Scientific facts are often spun in the popular press with the intent to influence public opinion and action, as was evidenced during the COVID-19 pandemic. Automatic detection of misinformation in the scientific domain is challenging because of the distinct styles of writing in these two media types and is still in its nascence. Most research on the validity of scientific reporting treats this problem as a claim verification challenge. In doing so, significant expert human effort is required to generate appropriate claims. Our solution bypasses this step and addresses a more real-world scenario where such explicit, labeled claims may not be available. The central research question of this paper is whether it is possible to use large language models (LLMs) to detect misinformation in scientific reporting. To this end, we first present a new labeled dataset SciNews, containing 2.4k scientific news stories drawn from trusted and untrustworthy sources, paired with related abstracts from the CORD-19 database. Our dataset includes both human-written and LLM-generated news articles, making it more comprehensive in terms of capturing the growing trend of using LLMs to generate popular press articles. Then, we identify dimensions of scientific validity in science news articles and explore how this can be integrated into the automated detection of scientific misinformation. We propose several baseline architectures using LLMs to automatically detect false representations of scientific findings in the popular press. For each of these architectures, we use several prompt engineering strategies including zero-shot, few-shot, and chain-of-thought prompting. We also test these architectures and prompting strategies on GPT-3.5, GPT-4, and Llama2-7B, Llama2-13B.

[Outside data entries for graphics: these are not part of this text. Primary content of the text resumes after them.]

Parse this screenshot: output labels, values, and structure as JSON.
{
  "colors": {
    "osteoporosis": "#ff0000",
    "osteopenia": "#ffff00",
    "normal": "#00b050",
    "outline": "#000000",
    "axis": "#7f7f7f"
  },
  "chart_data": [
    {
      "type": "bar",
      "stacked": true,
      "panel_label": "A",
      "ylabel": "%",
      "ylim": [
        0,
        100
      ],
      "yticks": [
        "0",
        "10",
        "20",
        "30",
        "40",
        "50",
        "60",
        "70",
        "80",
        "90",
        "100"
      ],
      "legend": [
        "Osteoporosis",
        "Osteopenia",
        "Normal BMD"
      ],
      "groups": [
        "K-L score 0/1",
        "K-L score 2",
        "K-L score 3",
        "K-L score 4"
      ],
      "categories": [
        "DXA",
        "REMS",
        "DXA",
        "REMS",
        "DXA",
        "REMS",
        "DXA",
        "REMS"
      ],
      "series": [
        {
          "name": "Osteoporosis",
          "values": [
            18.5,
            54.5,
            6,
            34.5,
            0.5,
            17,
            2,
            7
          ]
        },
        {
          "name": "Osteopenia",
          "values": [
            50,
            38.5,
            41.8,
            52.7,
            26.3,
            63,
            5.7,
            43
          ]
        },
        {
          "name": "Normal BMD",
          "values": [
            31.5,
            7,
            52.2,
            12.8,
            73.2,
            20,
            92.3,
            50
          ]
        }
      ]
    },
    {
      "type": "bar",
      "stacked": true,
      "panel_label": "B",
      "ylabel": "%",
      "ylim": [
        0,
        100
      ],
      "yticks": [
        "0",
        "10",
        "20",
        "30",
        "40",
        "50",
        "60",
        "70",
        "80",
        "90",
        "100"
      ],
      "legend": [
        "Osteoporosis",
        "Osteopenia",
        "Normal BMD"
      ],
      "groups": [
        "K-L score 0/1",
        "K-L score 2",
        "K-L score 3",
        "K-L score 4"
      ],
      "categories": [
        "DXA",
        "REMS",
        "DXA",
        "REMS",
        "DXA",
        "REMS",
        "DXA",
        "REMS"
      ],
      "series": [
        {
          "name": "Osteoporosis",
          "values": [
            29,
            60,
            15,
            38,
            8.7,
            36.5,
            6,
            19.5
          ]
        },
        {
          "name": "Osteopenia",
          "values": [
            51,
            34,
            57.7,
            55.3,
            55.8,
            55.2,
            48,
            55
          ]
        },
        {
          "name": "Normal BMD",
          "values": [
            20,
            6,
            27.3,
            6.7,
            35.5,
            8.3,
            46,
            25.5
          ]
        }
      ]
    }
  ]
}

翻译：科学事实在流行媒体中常被曲解，意图影响公众观点与行动，这在COVID-19大流行期间尤为明显。由于科学文献与新闻报道在写作风格上存在显著差异，科学领域错误信息的自动检测仍处于起步阶段，具有挑战性。现有关于科学报道有效性的研究多将此问题视为声明验证任务，但该方法需耗费大量专家人力生成相应声明。我们的方案绕过这一步骤，针对更现实的场景——即此类明确标注的声明可能无法获取的情况展开研究。本文的核心研究问题是：能否利用大型语言模型（LLMs）检测科学报道中的错误信息？为此，我们首先构建了一个新的标注数据集SciNews，包含从可信与不可信来源收集的2400篇科学新闻报道，并与CORD-19数据库中的相关摘要配对。该数据集同时涵盖人工撰写和LLM生成的新闻文章，以更全面地反映使用LLMs生成流行媒体文章的增长趋势。其次，我们界定了科学新闻文章中的有效性维度，并探索如何将其整合到科学错误信息的自动检测中。我们提出了多种基于LLMs的基线架构，用于自动检测流行媒体中对科学发现的虚假表述。针对每种架构，我们采用了包括零样本、少样本和思维链提示在内的多种提示工程策略，并在GPT-3.5、GPT-4、Llama2-7B和Llama2-13B模型上对这些架构与提示策略进行了测试。